The polymerization of butadiene initiated by reduced nickel-organic halide systems was investigated. It was found that the kind of the halide components in the initiator systems and of the solvents used significantly affected the microstructure of the resulting Polybutadienes. In benzene, the initiator systems consisting of the reduced nickel and organic chlorides or bromides, such as CCl₄, CHCl₃, CBr₄, CHBr₃, etc., gave polybutadienes which were predominantly composed of cis-1, 4 microstructure. On the other hand, in tetrahy. drofuran, the initiator systems containing bromides or iodides, such as, CBr₄, CHBr₃, CHI₃, CH₂I₂, etc., gave the polymers which were mainly composed of trans-1, 4 microstructure. A coordinated π-allyl mechanism for the polymerization with these initiator systems is presented and discussed.

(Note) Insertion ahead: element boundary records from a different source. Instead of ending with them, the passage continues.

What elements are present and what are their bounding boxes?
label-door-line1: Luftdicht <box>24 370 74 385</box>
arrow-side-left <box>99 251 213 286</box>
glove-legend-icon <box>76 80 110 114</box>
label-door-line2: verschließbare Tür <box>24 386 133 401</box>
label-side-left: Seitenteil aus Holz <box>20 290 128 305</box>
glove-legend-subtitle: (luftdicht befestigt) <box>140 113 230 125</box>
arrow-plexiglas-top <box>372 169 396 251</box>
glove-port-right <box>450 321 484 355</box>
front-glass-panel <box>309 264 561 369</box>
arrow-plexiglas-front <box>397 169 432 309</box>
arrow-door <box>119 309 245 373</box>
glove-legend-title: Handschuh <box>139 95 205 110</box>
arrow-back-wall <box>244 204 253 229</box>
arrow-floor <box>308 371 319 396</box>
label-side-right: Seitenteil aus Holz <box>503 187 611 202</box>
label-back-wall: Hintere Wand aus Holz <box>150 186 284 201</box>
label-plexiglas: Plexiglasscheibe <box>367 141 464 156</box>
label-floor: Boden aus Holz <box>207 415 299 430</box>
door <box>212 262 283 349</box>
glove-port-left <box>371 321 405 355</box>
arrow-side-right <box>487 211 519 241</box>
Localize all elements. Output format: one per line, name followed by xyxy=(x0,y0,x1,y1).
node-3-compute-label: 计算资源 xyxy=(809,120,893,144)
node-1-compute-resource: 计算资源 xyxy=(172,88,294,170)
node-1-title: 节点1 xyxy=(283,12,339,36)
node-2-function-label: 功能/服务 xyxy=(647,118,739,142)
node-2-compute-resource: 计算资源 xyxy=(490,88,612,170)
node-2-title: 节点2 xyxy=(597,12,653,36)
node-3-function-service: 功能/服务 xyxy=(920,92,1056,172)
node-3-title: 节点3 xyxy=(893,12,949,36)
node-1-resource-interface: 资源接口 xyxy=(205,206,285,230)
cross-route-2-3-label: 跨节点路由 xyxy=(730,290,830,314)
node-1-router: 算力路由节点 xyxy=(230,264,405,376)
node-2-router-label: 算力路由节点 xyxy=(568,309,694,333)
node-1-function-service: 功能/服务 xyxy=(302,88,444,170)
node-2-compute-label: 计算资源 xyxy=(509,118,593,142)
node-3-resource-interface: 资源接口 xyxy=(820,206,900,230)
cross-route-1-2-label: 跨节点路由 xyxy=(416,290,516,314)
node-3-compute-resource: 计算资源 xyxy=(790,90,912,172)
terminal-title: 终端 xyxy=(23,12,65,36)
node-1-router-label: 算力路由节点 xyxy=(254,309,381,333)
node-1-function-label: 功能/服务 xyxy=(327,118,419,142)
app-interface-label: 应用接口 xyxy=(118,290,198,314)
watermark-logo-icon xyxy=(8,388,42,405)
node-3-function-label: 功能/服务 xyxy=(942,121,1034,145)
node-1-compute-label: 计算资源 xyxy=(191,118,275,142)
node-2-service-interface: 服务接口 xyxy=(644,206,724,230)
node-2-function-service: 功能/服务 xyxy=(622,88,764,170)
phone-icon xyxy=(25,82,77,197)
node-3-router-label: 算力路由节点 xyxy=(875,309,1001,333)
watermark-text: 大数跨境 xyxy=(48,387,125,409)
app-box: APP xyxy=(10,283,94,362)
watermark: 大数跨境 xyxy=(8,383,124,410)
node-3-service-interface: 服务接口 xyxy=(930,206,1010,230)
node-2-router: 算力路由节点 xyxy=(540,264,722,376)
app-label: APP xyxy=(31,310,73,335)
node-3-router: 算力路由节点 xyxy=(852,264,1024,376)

Radical Polymerization of Styrene in the Presence of Aromatic Nitroso Compounds

The AIBN-initiated radical polymerization of styrene in the presence of aromatic nitroso compounds in benzene was studied at 50, 60 and 70°C. Nitrosobenzene behaved as an effective inhibitor. But it was found that the reaction of nitrosobenzene with styrene also took place and a part of nitrosobenzene disappeared during the inhibition time. This fact was confirmed by the result that the rate of disappearance of nitrosobenzene calculated from the inhibition time was slightly larger than that from the direct reaction between nitrosobenzene and AIBN.
The reaction of aromatic nitroso compounds with styrene was carried out. As the results, the rate of the reaction was greatly effected by the substituents in nitroso compounds.
Inhibition time of polymerization was also influenced by the substituents in the same manner mentioned above.

The Glass Transition Temperatures of Maleic Anhydride Copolymers

The glass transition temperatures of copolymers of maleic anhydride (MAn) with methyl acrylate (MA), methyl methacrylate (MMA), styrene (St) and vinyl acetate (VAc) were measured by using a volume dilatometer. The glass transition temperatures increase markedly with an increase in maleic anhydride content. The dependence of glass transition temperatures of MAn-MA and MAn-MMA upon the composition is interpreted by the Gibbs-DiMarzio-Uematsu theory. The glass transition temperatures of copolymers with alternating structure are in the order, MAn-St, MAn-MMA MAn-MA>MAn-VAc. This result is discussed in terms of chain stiffness.
Volume expansions of MAn-MA and MAn-MMA in glassy and rubbery states have a tendency to decrease with an increase in maleic anhydride content. However, the product T_g·Δα, where Δα is the difference in volume expansion above and below glass transition temperature, is nearly constant, regardless of composition.

Stereo-regularities of Vinyl Polymers Obtained by Radical Polymerization in the Presence of Poly (Vinyl Pyrrolidone)

Methyl methacrylate, methacrylic acid (MAA), methyl acrylate and acrylic acid (AA) were polymerized in the presence of polyvinyl pyrrolidone (PVP) of 36wt% using azobisisobutyronitrile. MAA and AA were also polymerized in dilute aqueous solutions of PVP using potassium persulfate Stereo-regularities of the polymers thus obtained were examined. Poly-MAA obtained by polymerization in the presence of PVP of 36wt% was isotactic, while stereo-regularities of the other polymers were nearly the same as those of the corresponding polymers obtained by radical polymerization in the absence of PVP.